Отец Давид усмехнулся:
— Милорд, позвольте мне ответить вместо вас. Славный кайр, видимо, плохо знает географию Альмеры. Перед нами Дымная Даль, но не Флисс. Мы вышли к безлюдной бухте милях в десяти от города.
Деревья расступились. Вдоль просеки открылся прекрасный вид: тихий залив розовеет в закатных лучах, травка сбегает к самой воде, плакучие ивы полощут ветви. И восемь кораблей как раз подходят к бухте, ловя парусами северный ветер.
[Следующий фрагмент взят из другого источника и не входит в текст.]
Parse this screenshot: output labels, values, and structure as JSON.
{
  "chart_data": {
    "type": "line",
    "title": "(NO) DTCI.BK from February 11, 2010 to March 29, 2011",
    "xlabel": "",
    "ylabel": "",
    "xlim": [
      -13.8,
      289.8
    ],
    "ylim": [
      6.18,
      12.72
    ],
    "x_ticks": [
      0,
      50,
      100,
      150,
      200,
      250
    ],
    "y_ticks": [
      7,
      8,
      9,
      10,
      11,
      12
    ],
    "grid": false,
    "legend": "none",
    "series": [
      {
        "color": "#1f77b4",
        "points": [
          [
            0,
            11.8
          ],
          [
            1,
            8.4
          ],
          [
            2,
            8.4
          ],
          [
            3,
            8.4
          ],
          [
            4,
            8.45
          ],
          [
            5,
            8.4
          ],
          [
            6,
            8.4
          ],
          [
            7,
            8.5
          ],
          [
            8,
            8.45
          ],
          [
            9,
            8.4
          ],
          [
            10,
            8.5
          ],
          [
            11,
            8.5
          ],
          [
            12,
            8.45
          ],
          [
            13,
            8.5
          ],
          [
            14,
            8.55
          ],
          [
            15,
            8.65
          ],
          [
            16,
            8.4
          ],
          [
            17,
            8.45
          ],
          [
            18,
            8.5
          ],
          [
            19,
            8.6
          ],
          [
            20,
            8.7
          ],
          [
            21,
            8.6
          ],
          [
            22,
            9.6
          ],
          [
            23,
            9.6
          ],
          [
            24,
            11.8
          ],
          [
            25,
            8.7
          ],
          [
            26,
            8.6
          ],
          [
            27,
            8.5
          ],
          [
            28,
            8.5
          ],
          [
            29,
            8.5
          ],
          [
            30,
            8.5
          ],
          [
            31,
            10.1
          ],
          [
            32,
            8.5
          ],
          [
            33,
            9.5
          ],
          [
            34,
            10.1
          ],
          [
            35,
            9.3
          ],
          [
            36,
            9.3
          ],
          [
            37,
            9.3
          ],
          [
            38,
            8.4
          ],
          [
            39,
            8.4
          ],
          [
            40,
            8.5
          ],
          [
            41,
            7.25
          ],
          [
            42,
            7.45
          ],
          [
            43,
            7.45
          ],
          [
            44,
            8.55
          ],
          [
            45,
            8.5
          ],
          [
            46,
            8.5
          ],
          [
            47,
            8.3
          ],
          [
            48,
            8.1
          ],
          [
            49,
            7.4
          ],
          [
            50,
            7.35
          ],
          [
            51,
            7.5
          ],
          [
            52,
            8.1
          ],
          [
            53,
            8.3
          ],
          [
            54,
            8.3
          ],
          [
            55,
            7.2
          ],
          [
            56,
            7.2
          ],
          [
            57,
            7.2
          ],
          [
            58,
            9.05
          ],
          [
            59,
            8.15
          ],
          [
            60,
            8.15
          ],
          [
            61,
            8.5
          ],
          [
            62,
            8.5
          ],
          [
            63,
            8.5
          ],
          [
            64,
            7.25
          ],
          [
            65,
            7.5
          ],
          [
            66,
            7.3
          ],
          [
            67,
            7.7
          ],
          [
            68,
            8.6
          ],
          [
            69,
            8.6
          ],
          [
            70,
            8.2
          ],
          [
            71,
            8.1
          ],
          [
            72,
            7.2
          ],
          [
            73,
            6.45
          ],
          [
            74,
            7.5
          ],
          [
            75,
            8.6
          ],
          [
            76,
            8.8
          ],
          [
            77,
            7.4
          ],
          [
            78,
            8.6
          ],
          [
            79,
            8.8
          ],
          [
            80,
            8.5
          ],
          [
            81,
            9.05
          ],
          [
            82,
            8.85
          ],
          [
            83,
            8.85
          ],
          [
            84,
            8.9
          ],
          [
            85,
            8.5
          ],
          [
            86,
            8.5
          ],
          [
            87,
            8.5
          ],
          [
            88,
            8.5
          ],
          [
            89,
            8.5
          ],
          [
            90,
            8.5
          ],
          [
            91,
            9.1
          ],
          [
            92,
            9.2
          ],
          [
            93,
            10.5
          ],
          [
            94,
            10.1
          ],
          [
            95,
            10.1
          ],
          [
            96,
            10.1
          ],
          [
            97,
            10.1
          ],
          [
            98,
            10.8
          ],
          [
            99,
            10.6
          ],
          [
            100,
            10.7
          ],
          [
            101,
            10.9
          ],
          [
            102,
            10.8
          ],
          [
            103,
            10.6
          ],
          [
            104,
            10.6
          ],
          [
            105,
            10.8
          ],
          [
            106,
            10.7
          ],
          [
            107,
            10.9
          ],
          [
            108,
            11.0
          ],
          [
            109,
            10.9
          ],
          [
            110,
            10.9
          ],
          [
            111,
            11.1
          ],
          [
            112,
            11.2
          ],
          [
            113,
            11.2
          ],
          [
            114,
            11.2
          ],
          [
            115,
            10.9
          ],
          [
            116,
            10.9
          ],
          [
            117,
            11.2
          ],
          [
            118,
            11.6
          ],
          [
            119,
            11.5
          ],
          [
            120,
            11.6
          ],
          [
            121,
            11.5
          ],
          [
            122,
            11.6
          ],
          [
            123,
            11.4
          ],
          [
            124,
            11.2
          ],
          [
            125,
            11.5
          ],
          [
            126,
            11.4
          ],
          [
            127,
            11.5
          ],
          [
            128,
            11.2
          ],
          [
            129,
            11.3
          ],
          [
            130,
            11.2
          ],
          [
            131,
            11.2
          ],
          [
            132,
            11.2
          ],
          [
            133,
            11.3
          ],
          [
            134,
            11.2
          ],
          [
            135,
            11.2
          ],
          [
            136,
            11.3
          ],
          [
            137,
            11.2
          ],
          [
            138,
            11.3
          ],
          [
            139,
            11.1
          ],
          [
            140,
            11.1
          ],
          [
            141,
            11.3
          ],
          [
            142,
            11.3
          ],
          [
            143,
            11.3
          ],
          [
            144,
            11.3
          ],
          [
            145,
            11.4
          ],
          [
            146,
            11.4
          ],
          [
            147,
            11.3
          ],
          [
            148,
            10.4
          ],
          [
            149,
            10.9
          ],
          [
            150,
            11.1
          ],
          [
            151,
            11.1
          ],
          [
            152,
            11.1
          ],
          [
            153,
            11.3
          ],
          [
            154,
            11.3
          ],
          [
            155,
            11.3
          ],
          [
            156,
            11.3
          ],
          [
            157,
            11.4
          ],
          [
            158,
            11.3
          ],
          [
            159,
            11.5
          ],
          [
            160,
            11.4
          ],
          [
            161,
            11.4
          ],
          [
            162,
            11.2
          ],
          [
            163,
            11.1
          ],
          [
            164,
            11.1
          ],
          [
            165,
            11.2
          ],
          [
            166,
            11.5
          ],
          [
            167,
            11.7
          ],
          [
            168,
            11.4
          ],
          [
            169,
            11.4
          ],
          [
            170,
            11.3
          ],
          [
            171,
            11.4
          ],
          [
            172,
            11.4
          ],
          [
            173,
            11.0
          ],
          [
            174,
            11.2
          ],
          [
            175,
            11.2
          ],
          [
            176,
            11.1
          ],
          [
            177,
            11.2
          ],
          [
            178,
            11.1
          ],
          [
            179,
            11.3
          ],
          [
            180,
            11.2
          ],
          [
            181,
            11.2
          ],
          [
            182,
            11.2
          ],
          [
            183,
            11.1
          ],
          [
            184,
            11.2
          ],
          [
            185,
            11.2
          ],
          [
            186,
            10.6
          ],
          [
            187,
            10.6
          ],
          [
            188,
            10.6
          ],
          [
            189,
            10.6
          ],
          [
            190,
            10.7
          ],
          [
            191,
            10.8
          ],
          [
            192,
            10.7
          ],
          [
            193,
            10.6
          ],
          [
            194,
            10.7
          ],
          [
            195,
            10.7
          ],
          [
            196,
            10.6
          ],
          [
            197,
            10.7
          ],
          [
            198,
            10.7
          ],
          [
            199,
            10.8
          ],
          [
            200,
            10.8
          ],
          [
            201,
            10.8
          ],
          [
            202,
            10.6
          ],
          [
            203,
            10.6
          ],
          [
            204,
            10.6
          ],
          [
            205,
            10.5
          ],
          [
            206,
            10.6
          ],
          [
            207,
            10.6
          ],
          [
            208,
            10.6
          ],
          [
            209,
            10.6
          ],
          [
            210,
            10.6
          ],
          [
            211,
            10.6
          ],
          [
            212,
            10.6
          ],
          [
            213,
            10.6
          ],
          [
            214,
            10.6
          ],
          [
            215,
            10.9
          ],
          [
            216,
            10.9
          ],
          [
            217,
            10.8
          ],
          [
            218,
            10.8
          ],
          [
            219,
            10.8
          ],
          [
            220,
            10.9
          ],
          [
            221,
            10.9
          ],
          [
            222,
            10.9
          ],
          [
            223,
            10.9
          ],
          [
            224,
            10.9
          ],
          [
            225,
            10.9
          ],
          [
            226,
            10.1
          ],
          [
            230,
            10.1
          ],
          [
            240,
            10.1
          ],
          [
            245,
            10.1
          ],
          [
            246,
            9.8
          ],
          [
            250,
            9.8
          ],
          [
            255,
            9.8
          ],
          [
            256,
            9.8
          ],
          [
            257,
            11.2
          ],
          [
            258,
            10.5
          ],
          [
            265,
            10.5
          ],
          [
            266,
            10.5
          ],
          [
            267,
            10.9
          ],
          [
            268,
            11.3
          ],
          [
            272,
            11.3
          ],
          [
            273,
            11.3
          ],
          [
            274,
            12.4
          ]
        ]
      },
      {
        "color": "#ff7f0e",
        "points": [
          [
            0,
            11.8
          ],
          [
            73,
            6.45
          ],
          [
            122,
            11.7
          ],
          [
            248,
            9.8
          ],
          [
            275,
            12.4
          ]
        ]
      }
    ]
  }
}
Эрвин хлопнул кайра по плечу.
— Это зовется ассоциативной ошибкой. Корабль — значит, порт. Герцогу нужен корабль — герцог пойдет во Флисс. Но мне-то нужен не порт, а только судно. Я послал голубя отцу в Лейксити и вызвал эскадру туда, куда хотел.
Меч-5
10–14 июня 1775 г. от Сошествия
Уэймар
Три округлых Предмета размером с крупные яблоки лежали на перевернутой бочке. Их материал — не металл, не стекло, не камень — играл со светом луны. Частично поглощал его, впитывал в себя — и излучал заново. Свет, пролитый Предметами, казался теплее лунного. Один взгляд на него согревал душу и тело. Каким бы тусклым он ни был, но темень слабела от его присутствия. Ночь казалась всего лишь сумерками, глаз легко различал все вокруг Предметов: трех человек, склонившихся над бочкой, раскидистую яблоню, трухлявую скамейку, здание трапезной, памятник в виде священной спирали, разрушенный храм, темные бреши в стенах обители… Сердце Джоакина билось неровно, дыхание замирало. Святое и торжественное место, сцена трагедии и духовного подвига монахов. Лучшее место, чтобы впервые заговорить с божественным Предметом.